As we could see, with the advent of N. Modi as prime minister, many are the initiatives carried forward to increase the attractiveness of India. The results so far are extraordinary and India can really overtake the US as the world’s second largest economy by 2050 according to a recent report published by PricewaterhouseCoopers (PWC).

Nevertheless, many challenges are still ahead. The education sector needs to dramatically improve its quality. Considering the future increase in population, the push to allow more private universities and to allow foreign universities to operate in India will strengthen.

Another crucial point is the delay in the spread of Internet and the smartphones. From this point of view, China has a great advantage against its rival. Since 2013, the Chinese have consistently reported rates of internet and smartphone use that are at least triple that of Indians (71% of Chinese adults report using internet occasionally, against the 21% Indians). The gap is similarly large when it comes to social media use[9].

Much will depend also on the foreign policy that could be pursued under Trump’s presidency, as the US, second largest trading partner of India, count for more than the 15% of Indian exports[10].

Last but not least, the conditions of women are still far by those of civilized countries. Although the Supreme Court of India said that ‘equal pay for equal’ work is an unambiguous constitutional right, the implementation is resulting very difficult[11].

The world is changing fast. Everything seems to be uncertain and unpredictable. One thing is certain, India will not stand by but it will play a leading role.

AUTHOR: Niccolò Ricci

[1] Narasimha Rao was an Indian lawyer and politician who served as the 9th Prime Minister of India, from 1991–1996.

[2] The income inequality reached the worrying level of more than 50% according to the Gini Index. Only China had greater inequality at that time.

[3] An impressive increase of almost 30%! India is currently the first country for FDI after China and US. World Bank Data.

[4] India is ranked 128th according to the Index of Economic Freedom , meaning that the country is less dependent on the external demand and thus more insulated by global evolutions.

[5] Indeed, in 2015 domestic credit to the private sector (percentage of GDP) stood at 52.6 per cent for India, compared to 153.3 per cent for China. Also the government debt is very moderate, with a ratio of roughly 70%.

[6] Well above the rate of China (0,52%) and aligned to those of most African countries, despite the higher degree of development.

[7] “Countries with the cheapest labor”, The Richest.

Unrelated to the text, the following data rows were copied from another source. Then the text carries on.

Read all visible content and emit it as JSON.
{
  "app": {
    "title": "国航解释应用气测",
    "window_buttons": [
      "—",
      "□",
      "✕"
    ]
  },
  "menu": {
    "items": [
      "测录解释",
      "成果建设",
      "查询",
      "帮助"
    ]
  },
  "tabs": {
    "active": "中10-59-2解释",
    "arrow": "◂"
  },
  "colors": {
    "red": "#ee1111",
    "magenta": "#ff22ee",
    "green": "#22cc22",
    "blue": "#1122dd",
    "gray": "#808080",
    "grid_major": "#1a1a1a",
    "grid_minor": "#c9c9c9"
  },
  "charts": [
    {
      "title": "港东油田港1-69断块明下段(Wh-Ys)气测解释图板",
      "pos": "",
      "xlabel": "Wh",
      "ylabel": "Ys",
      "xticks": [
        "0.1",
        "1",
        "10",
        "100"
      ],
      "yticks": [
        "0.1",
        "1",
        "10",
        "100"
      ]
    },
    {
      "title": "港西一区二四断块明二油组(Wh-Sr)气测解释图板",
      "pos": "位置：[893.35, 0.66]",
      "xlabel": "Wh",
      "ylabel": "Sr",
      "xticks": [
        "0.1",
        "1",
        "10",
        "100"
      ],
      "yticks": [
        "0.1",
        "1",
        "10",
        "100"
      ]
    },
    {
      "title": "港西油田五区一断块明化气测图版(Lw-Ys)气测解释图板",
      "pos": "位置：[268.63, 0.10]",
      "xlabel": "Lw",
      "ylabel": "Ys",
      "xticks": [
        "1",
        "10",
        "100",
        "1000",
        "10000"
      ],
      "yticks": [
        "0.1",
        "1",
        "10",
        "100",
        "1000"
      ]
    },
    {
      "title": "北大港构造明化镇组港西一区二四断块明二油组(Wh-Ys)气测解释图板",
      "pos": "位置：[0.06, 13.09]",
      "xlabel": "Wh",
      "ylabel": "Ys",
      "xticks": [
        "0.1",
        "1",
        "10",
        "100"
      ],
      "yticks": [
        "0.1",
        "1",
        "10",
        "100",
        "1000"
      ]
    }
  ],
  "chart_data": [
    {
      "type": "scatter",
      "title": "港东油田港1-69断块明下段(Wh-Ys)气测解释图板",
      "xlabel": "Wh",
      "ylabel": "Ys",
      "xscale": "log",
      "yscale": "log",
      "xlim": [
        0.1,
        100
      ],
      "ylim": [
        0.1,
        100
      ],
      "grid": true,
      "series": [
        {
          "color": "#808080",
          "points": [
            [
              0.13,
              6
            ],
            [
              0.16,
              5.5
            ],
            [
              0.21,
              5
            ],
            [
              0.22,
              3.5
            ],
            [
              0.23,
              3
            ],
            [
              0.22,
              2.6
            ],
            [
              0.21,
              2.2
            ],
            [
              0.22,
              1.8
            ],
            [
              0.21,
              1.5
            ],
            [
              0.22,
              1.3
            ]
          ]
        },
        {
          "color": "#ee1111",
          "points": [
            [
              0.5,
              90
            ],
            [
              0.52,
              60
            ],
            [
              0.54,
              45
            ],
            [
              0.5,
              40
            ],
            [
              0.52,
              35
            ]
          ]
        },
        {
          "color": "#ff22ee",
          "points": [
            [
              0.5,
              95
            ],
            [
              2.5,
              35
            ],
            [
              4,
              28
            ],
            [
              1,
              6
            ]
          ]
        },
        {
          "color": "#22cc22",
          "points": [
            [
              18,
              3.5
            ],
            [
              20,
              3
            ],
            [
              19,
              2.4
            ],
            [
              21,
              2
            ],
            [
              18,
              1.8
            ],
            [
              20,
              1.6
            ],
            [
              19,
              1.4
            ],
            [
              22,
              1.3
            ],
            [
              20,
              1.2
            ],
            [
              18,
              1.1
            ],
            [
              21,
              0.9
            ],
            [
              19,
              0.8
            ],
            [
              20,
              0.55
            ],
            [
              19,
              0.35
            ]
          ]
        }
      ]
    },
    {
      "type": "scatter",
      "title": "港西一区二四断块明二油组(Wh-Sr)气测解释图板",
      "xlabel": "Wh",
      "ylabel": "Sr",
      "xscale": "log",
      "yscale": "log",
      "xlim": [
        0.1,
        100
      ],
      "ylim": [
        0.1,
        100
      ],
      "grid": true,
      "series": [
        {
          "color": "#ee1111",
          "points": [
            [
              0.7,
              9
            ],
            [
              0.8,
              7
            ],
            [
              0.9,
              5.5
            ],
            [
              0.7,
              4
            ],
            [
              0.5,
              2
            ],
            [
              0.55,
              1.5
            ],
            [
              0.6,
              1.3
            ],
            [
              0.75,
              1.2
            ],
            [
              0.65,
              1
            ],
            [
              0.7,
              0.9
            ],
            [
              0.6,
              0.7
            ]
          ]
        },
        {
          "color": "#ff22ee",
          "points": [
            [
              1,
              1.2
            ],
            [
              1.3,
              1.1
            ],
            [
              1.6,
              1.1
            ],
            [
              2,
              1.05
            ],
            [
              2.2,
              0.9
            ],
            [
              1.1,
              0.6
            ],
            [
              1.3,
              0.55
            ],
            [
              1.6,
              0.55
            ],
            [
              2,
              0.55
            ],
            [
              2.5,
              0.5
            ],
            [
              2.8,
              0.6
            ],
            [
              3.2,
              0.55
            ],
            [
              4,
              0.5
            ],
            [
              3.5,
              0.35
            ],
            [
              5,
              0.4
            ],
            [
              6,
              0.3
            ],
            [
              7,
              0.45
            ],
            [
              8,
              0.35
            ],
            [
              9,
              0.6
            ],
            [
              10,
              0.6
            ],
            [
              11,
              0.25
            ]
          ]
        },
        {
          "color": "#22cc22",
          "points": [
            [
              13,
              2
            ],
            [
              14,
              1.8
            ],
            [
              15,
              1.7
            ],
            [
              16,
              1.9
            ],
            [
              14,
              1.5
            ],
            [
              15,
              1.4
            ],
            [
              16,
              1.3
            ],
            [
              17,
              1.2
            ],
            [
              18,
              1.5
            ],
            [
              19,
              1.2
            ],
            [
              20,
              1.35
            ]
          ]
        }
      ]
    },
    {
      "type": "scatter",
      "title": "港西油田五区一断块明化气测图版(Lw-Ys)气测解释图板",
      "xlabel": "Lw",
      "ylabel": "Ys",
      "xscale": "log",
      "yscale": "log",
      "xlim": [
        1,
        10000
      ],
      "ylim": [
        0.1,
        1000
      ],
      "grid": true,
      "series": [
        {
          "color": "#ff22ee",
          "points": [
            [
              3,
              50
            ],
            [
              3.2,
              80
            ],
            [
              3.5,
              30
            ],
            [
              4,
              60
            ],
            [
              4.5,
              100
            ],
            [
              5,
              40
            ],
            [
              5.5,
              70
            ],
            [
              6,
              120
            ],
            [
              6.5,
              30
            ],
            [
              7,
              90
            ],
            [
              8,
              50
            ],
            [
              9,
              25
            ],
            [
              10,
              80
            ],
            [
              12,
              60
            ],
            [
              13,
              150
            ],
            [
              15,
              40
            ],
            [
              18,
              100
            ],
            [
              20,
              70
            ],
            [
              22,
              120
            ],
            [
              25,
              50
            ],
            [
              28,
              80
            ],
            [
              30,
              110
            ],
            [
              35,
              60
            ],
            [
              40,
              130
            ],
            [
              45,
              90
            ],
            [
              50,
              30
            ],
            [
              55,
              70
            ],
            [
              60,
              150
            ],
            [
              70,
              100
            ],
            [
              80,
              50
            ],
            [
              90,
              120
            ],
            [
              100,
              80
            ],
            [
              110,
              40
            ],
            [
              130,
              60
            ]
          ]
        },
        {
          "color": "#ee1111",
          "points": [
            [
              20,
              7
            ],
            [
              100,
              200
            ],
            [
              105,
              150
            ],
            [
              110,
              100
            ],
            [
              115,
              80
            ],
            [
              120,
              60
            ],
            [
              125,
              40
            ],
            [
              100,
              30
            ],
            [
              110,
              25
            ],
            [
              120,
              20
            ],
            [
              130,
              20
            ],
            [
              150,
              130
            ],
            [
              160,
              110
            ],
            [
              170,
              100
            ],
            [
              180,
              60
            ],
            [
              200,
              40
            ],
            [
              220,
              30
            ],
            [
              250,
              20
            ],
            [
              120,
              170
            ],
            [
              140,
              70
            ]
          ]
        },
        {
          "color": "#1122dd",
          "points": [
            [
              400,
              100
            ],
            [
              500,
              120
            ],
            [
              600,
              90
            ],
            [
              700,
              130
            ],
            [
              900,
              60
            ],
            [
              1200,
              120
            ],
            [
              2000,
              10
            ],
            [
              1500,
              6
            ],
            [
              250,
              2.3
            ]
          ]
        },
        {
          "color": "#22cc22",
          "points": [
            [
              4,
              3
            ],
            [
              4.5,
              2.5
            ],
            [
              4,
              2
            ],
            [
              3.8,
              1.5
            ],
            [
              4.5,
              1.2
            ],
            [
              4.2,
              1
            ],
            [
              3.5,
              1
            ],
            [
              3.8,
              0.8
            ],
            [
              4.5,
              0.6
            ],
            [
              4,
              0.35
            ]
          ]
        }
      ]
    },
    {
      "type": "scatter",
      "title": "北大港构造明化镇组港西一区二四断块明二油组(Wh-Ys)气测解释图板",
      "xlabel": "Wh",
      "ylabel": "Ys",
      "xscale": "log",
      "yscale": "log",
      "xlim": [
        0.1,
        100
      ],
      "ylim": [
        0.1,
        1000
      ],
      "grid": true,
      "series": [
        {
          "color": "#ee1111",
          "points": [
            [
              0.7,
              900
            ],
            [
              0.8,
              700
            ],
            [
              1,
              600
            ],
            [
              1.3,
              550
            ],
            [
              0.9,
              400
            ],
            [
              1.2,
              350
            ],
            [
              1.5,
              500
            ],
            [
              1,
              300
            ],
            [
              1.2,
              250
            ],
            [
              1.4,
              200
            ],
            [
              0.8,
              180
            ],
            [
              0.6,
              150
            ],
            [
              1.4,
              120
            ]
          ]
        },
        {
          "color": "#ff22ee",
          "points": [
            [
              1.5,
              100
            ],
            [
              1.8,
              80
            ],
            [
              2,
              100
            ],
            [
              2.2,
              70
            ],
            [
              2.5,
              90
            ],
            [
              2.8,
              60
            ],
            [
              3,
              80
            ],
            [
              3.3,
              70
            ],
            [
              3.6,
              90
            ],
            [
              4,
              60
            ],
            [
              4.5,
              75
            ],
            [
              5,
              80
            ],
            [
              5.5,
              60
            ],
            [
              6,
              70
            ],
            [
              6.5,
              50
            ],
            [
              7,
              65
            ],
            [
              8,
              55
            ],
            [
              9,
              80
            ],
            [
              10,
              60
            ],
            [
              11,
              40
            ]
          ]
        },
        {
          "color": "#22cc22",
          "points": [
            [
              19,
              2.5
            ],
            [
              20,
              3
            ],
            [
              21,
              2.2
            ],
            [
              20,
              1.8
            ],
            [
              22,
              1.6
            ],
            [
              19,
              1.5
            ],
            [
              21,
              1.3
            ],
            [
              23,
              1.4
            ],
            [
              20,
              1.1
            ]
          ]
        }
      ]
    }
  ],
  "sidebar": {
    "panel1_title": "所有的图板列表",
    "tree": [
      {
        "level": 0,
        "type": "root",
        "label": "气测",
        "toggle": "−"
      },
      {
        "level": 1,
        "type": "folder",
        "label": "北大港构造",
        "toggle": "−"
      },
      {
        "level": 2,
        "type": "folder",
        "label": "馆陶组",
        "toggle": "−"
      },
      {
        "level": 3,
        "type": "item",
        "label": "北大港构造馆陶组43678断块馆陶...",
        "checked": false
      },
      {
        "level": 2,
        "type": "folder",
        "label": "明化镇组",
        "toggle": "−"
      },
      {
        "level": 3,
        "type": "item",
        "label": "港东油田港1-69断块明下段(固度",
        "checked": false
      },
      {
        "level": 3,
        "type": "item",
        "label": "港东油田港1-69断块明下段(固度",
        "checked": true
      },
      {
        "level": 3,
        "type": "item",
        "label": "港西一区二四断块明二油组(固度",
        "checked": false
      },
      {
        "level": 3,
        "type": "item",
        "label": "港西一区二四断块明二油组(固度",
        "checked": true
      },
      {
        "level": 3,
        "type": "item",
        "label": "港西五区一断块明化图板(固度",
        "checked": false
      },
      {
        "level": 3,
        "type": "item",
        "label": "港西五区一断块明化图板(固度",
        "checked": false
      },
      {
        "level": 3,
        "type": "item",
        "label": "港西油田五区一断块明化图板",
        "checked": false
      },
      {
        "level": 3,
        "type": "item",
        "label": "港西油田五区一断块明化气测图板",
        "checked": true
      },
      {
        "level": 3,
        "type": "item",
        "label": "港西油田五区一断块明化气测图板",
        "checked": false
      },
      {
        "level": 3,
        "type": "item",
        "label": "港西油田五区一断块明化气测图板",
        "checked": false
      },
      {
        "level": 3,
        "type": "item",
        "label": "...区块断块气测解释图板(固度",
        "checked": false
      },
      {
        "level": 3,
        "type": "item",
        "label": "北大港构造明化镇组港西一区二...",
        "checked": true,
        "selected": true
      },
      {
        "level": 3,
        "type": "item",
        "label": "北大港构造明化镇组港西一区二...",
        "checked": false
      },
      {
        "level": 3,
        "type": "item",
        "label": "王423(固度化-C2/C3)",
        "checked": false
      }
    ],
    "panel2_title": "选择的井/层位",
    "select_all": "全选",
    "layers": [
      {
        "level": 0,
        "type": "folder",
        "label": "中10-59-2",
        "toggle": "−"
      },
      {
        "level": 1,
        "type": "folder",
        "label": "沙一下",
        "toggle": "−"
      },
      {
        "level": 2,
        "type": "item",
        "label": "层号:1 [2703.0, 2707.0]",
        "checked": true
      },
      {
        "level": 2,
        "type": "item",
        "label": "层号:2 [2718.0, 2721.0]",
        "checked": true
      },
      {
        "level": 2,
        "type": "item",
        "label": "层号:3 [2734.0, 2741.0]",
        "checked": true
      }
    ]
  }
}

The cheapest country in the world is Madagascar (0.18$ per hour), followed by Bangladesh, Pakistan, Ghana and Vietnam.

[8] India is ranked only 122nd globally (about 6.000$ per person, against an average of 15.000$), World Bank Data.

[9] According to the Spring 2016 Global Attitude Survey, by PEW Research (www.pewresearch.org).

[10] China is the largest trading partner of India, followed by USA, United Arab Emirates, Saudi Arabia and Switzerland. Department of Commerce of India.

On the other hand, India is the main counterparty of Buthan, Guinea-Bissau, Nepal and Afghanistan. CIA World Factbook, 2015.

[11] According to the Gender Gap Index 2015, set by the World Economic Forum, India is ranked only 108th. Iceland leads this special rank.